- From: Champion, Mike <Mike.Champion@SoftwareAG-USA.com>
- Date: Sat, 25 Oct 2003 13:44:59 -0400
- To: www-tag@w3.org
- Cc: jonathan.robie@datadirect-technologies.com
> From: Tim Bray [mailto:tbray@textuality.com] > > I'm certainly not arguing that APIs and data models aren't > useful and necessary citizens of the software universe. I'm > just saying that they do not provide a basis for > interoperability in networked information systems. And the > evidence is on my side. -Tim Others are saying that syntax alone, without some model of what it maps onto and what the equivalence classes are, concrete syntax doesn't seem to provide all that great a basis for interoperablity either. NOBODY (at least on this thread) has argued that data model or APIs alone can do the job, and others have mentioned that COM/CORBA do have concrete syntaxes for the bits on the wire specified, so their very real interoperability problems can't be blamed on them trying to use APIs and data models as the basis for interop. Where does that leave this discussion? "You need to define a concrete wire format specification to have data be usefully exchanged across processor/platform boundaries" is not controversial. "XQuery as a real basis for interoperability in a large-scale networked information system is doomed because it is based on a shared data model rather than concrete syntax" is extremely controversial, but it seems to be an implication of the draft text. (As I see it, XQuery has a real possiblity of interoperating over the Web because it has the concrete syntax of the language itself and the XML serialization of the results, and these are made meaningful by their reference to the shared data model).
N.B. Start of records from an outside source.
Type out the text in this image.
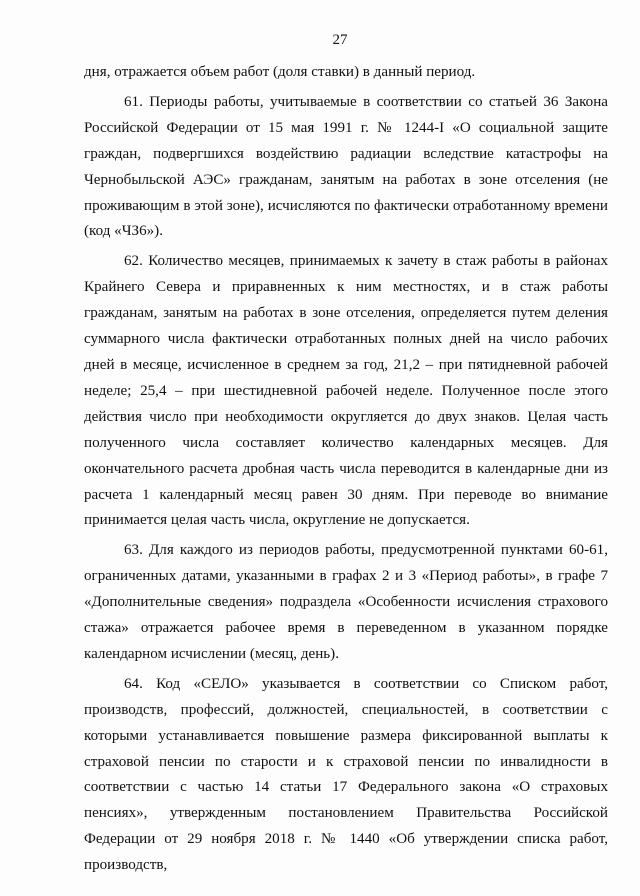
27

дня, отражается объем работ (доля ставки) в данный период.

61. Периоды работы, учитываемые в соответствии со статьей 36 Закона Российской Федерации от 15 мая 1991 г. № 1244-I «О социальной защите граждан, подвергшихся воздействию радиации вследствие катастрофы на Чернобыльской АЭС» гражданам, занятым на работах в зоне отселения (не проживающим в этой зоне), исчисляются по фактически отработанному времени (код «ЧЗ6»).

62. Количество месяцев, принимаемых к зачету в стаж работы в районах Крайнего Севера и приравненных к ним местностях, и в стаж работы гражданам, занятым на работах в зоне отселения, определяется путем деления суммарного числа фактически отработанных полных дней на число рабочих дней в месяце, исчисленное в среднем за год, 21,2 – при пятидневной рабочей неделе; 25,4 – при шестидневной рабочей неделе. Полученное после этого действия число при необходимости округляется до двух знаков. Целая часть полученного числа составляет количество календарных месяцев. Для окончательного расчета дробная часть числа переводится в календарные дни из расчета 1 календарный месяц равен 30 дням. При переводе во внимание принимается целая часть числа, округление не допускается.

63. Для каждого из периодов работы, предусмотренной пунктами 60-61, ограниченных датами, указанными в графах 2 и 3 «Период работы», в графе 7 «Дополнительные сведения» подраздела «Особенности исчисления страхового стажа» отражается рабочее время в переведенном в указанном порядке календарном исчислении (месяц, день).

64. Код «СЕЛО» указывается в соответствии со Списком работ, производств, профессий, должностей, специальностей, в соответствии с которыми устанавливается повышение размера фиксированной выплаты к страховой пенсии по старости и к страховой пенсии по инвалидности в соответствии с частью 14 статьи 17 Федерального закона «О страховых пенсиях», утвержденным постановлением Правительства Российской Федерации от 29 ноября 2018 г. № 1440 «Об утверждении списка работ, производств,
And as Jonathan has pointed out, one can't duck the issue by asserting that XQuery is not meant for the Web, since it is explicitly chartered to "extract data from real and virtual documents on the Web." Sure, COM, CORBA, and SQL (not to mention implementations of the XQuery drafts!) are not terribly portable/interoperable in actual practice. Is that due to some architectural limitation because they go too far in assuming a shared data model? Interesting hypothesis, but the null hypothesis that they don't interoperate because there are multiple versions of the standards out there, vendors have little business incentive to make implementations interoperate, and lots of incentive to embrace and extend the standards, can't be rejected with the evidence at hand.